Why does D rely on a GC?

Marco Leise via Digitalmars-d digitalmars-d at puremagic.com
Tue Aug 26 00:18:39 PDT 2014


Am Tue, 19 Aug 2014 07:23:33 +0000
schrieb "Kagamin" <spam at here.lot>:

> >  With GC you give up deterministic behavior, which is 
> > *absolutely* not worth giving up for 1% of objects.
> 
> Memory needs deterministic management only under condition of 
> memory scarcity, but it's not a common case, and D allows manual 
> memory management, but why force it on everyone because only 
> someone needs it?

Don't dismiss his point easily. The real memory cost is not
always visible. Take for example bindings to GUI libraries
where bitmap objects left to be garbage collected may have a
16 byte wrapper object, but several megabytes of memory
associated with it inside a C library.

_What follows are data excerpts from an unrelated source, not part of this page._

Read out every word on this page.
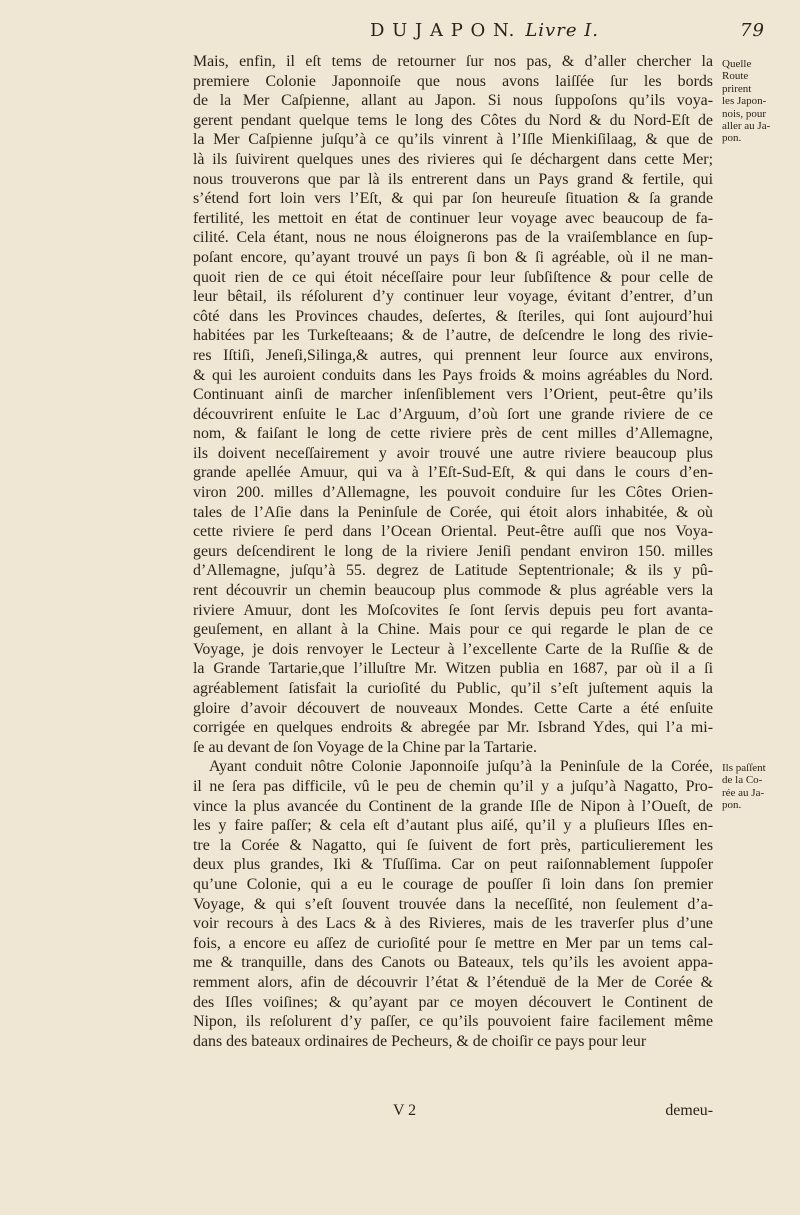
D U J A P O N. Livre I.	79
Mais, enfin, il eſt tems de retourner ſur nos pas, & d’aller chercher la
premiere Colonie Japonnoiſe que nous avons laiſſée ſur les bords
de la Mer Caſpienne, allant au Japon. Si nous ſuppoſons qu’ils voya-
gerent pendant quelque tems le long des Côtes du Nord & du Nord-Eſt de
la Mer Caſpienne juſqu’à ce qu’ils vinrent à l’Iſle Mienkiſilaag, & que de
là ils ſuivirent quelques unes des rivieres qui ſe déchargent dans cette Mer;
nous trouverons que par là ils entrerent dans un Pays grand & fertile, qui
s’étend fort loin vers l’Eſt, & qui par ſon heureuſe ſituation & ſa grande
fertilité, les mettoit en état de continuer leur voyage avec beaucoup de fa-
cilité. Cela étant, nous ne nous éloignerons pas de la vraiſemblance en ſup-
poſant encore, qu’ayant trouvé un pays ſi bon & ſi agréable, où il ne man-
quoit rien de ce qui étoit néceſſaire pour leur ſubſiſtence & pour celle de
leur bêtail, ils réſolurent d’y continuer leur voyage, évitant d’entrer, d’un
côté dans les Provinces chaudes, deſertes, & ſteriles, qui ſont aujourd’hui
habitées par les Turkeſteaans; & de l’autre, de deſcendre le long des rivie-
res Iſtiſi, Jeneſi,Silinga,& autres, qui prennent leur ſource aux environs,
& qui les auroient conduits dans les Pays froids & moins agréables du Nord.
Continuant ainſi de marcher inſenſiblement vers l’Orient, peut-être qu’ils
découvrirent enſuite le Lac d’Arguum, d’où ſort une grande riviere de ce
nom, & faiſant le long de cette riviere près de cent milles d’Allemagne,
ils doivent neceſſairement y avoir trouvé une autre riviere beaucoup plus
grande apellée Amuur, qui va à l’Eſt-Sud-Eſt, & qui dans le cours d’en-
viron 200. milles d’Allemagne, les pouvoit conduire ſur les Côtes Orien-
tales de l’Aſie dans la Peninſule de Corée, qui étoit alors inhabitée, & où
cette riviere ſe perd dans l’Ocean Oriental. Peut-être auſſi que nos Voya-
geurs deſcendirent le long de la riviere Jeniſi pendant environ 150. milles
d’Allemagne, juſqu’à 55. degrez de Latitude Septentrionale; & ils y pû-
rent découvrir un chemin beaucoup plus commode & plus agréable vers la
riviere Amuur, dont les Moſcovites ſe ſont ſervis depuis peu fort avanta-
geuſement, en allant à la Chine. Mais pour ce qui regarde le plan de ce
Voyage, je dois renvoyer le Lecteur à l’excellente Carte de la Ruſſie & de
la Grande Tartarie,que l’illuſtre Mr. Witzen publia en 1687, par où il a ſi
agréablement ſatisfait la curioſité du Public, qu’il s’eſt juſtement aquis la
gloire d’avoir découvert de nouveaux Mondes. Cette Carte a été enſuite
corrigée en quelques endroits & abregée par Mr. Isbrand Ydes, qui l’a mi-
ſe au devant de ſon Voyage de la Chine par la Tartarie.
Ayant conduit nôtre Colonie Japonnoiſe juſqu’à la Peninſule de la Corée,
il ne ſera pas difficile, vû le peu de chemin qu’il y a juſqu’à Nagatto, Pro-
vince la plus avancée du Continent de la grande Iſle de Nipon à l’Oueſt, de
les y faire paſſer; & cela eſt d’autant plus aiſé, qu’il y a pluſieurs Iſles en-
tre la Corée & Nagatto, qui ſe ſuivent de fort près, particulierement les
deux plus grandes, Iki & Tſuſſima. Car on peut raiſonnablement ſuppoſer
qu’une Colonie, qui a eu le courage de pouſſer ſi loin dans ſon premier
Voyage, & qui s’eſt ſouvent trouvée dans la neceſſité, non ſeulement d’a-
voir recours à des Lacs & à des Rivieres, mais de les traverſer plus d’une
fois, a encore eu aſſez de curioſité pour ſe mettre en Mer par un tems cal-
me & tranquille, dans des Canots ou Bateaux, tels qu’ils les avoient appa-
remment alors, afin de découvrir l’état & l’étenduë de la Mer de Corée &
des Iſles voiſines; & qu’ayant par ce moyen découvert le Continent de
Nipon, ils reſolurent d’y paſſer, ce qu’ils pouvoient faire facilement même
dans des bateaux ordinaires de Pecheurs, & de choiſir ce pays pour leur
Quelle
Route
prirent
les Japon-
nois, pour
aller au Ja-
pon.
Ils paſſent
de la Co-
rée au Ja-
pon.
V 2	demeu-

The GC wont see the
need to run a sweep and the working set blows out of
proportion. (Happened to me a few years ago.)
Other times you may just run out of handles because the GC is
not called for a while.

In practice you then add .close/.release methods to every
resource object: and here we are back at malloc/free. Cycles
aside, reference counting does a better job here.
In other words, a GC cannot handle anything outside of the
runtime it was written for, in short: OS handles and
foreign language library data structures.